For as long as I've been a pastor (and that's longer than you think) pastors have been saddled with images and metaphors drawn from the world of business and capitalism to describe pastoral vocation. Some of us have nearly given up, declaring, "If I'm being asked to be the religious version of a used car salesman, then forget it!" There have been a few voices that have helped pastors recover the ancient pastoral art. Among these voices are well-known pastors and theologians like Eugene Peterson, William Willimon, Walter Brueggemann... and M. Craig Barnes.
The current issue of The Christian Century has an incredible article by Barnes, entitled "Poet in Residence: Listening for the Sacred Subtext," which is essentially chapter 2 of Barnes' new book, Pastor as Minor Poet: Texts and Subtexts in Ministerial Life (Eerdmans). Here's an excerpt:
Poets are devoted more to truth than to reality; they are not unaware of reality, but they never accept it at face value. The value of reality is found only by peeling back its appearance to discover the underlying truth. This is why poets care about the text, what is said or done, but only in order to reveal subtext, which reveals what it means. They value the reality they see primarily as a portal that invites them into a more mysterious encounter with truth. This is what distinguishes poets from those whose contributions to society are focused simply on following a particular text. Engineers, for example, follow their textbooks in constructing bridges that lead across deep ravines.
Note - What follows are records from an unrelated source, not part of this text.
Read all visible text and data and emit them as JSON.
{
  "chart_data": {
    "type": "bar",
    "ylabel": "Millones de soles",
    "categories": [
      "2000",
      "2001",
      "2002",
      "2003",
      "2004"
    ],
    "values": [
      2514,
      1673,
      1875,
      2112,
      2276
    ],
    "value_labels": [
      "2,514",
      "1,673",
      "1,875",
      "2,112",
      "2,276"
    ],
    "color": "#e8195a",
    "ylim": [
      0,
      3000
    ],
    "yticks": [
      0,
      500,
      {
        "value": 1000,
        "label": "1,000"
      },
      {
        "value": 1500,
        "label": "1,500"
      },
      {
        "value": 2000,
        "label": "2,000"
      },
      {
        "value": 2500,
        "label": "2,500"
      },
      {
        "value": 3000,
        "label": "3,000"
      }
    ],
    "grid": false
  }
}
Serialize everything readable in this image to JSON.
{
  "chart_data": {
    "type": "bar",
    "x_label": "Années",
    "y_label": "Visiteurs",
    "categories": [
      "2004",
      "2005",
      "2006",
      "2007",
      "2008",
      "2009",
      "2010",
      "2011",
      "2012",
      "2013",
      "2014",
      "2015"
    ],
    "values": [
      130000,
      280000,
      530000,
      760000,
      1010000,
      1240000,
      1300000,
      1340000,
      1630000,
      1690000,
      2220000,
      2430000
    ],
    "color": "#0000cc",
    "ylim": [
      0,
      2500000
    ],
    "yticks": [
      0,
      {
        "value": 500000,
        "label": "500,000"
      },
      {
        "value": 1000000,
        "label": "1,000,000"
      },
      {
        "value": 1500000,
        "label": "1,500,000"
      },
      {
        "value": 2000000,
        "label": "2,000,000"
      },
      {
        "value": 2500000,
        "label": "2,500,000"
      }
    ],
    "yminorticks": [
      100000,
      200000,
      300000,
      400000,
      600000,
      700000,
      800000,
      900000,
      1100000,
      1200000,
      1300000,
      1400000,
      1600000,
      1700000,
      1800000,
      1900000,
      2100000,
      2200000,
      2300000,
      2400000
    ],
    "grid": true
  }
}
And one hopes that they have been very, very devoted to those texts. By contrast, a poet who crosses the engineer's bridge will go home and spend all day constructing verse that reveals the longing of the soul to find such an overpass when we stand on the banks of a disaster and peer down into the valley of death.
The last thing anyone sitting in a church pew needs is for the preacher to give advice on following the necessary algorithms for engineering better bridges. Or lessons in economics, politics or how to raise children. This doesn't mean that any of these topics are out of bounds for the pastor-poet. But to be faithful to our particular calling, we need to get beneath the reality of what is being said and done to explore the often mysterious truth of what this means. In making interpretations of this mystery, the pastor is not a free agent but a faithful devotee to his or her biblical and theological tradition of interpretation. This tradition is filled with poetic insights that guide the contemporary pastor into a particular way of uncovering reality to expose eternal truth. Both the realist and the truth teller are necessary, but they are seldom found in the same office of leadership.
This should be required reading for every pastor. If you are feeling burdened by expectations, whether from the outside or (worse yet) those you place on yourself, then this article will be salve for your soul.
I'm not sure who thought of it first, but I learned these thoughts first from Walter Brueggemann in his incredible and lesser known book, Finally Comes the Poet: Daring Speech for Proclamation. Brueggemann is writing more about preaching, but the sense is the same. He makes an urgent call for "Poetry in a Prose-Flattened World."
Poetic speech is the only proclamation worth doing in a situation of reductionism, the only proclamation, I submit, that is worthy of the name preaching. Such preaching is not moral instruction or problem solving or doctrinal clarification. It is not good advice, nor is it romantic caressing, nor is it a soothing good humor. It is, rather, the ready, steady, surprising proposal that the real world in which God invites us to live is not the one made available by the rulers of this age. The preacher has an awesome opportunity to offer an evangelical world: an existence shaped by the news of the gospel.